Publié le 26 octobre 2013 par Assurbanipal

Tom Harrell

New York, USA

The Village Vanguard

Dimanche 20 octobre 2013

Tom Harrell

La photographie de Tom Harrell est l'oeuvre de l'incontournable Juan Carlos HERNANDEZ. Toute utilisation de cette oeuvre sans l'autorisation de son auteur constitue une violation du Code de la propriété intellectuelle passible de sanctions civiles et pénales.

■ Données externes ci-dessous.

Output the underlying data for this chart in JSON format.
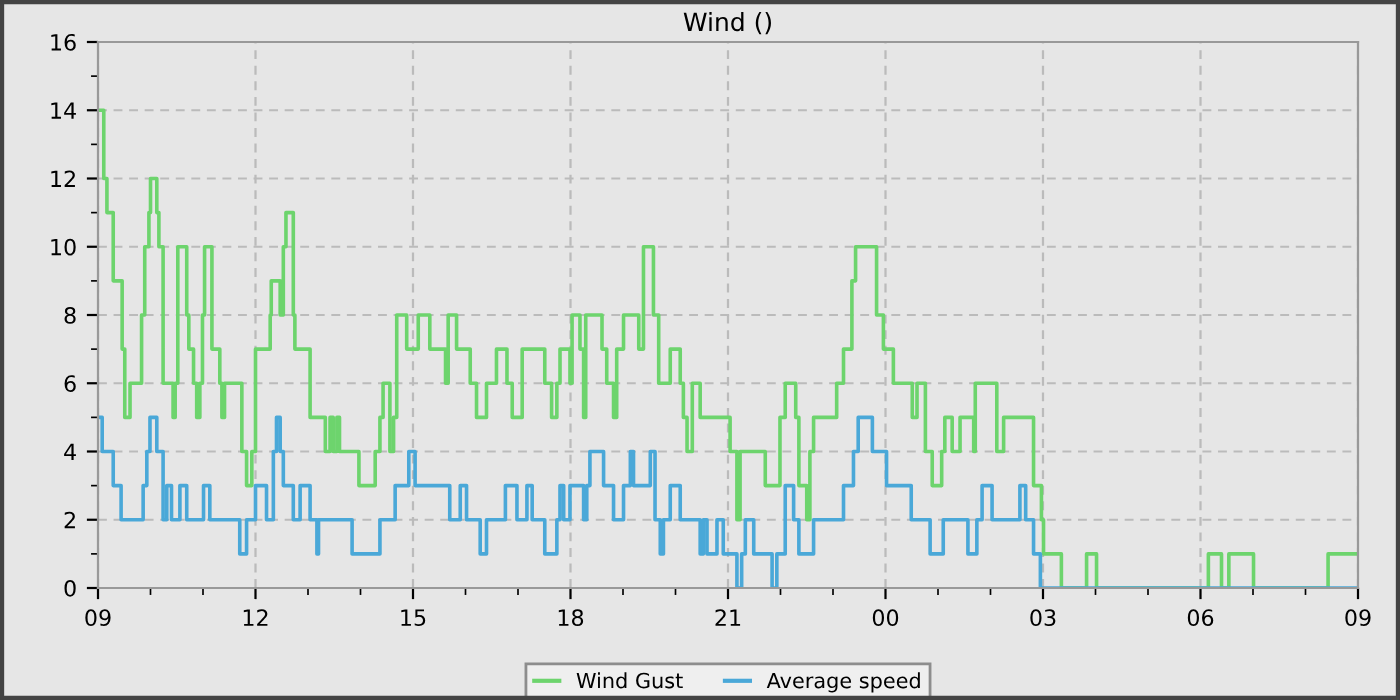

Tom Harrell: trompette, bugle

Mark Turner: saxophone ténor

Ugonna Okegwo: contrebasse

Adam Cruz: batterie

Lectrices attentives, lecteurs fidèles, vous avez déjà lu ma chronique d'un concert de Tom Harrell à Paris au Duc des Lombards. C'est encore à Paris mais au Sunside, lors d'un concert d'Aldo Romano, que je fis connaissance de Philippe Lançon, journaliste et écrivain français. Alors qu'il était en mission à New York pour couvrir le festival franco-américain " Walls and bridges ", il a profité de son séjour pour réalimenter le Jazzoduc New York-Paris de ce blog. Merci à Philippe Lançon pour ses souvenirs du Tom Harrell's Trip au Village Vanguard.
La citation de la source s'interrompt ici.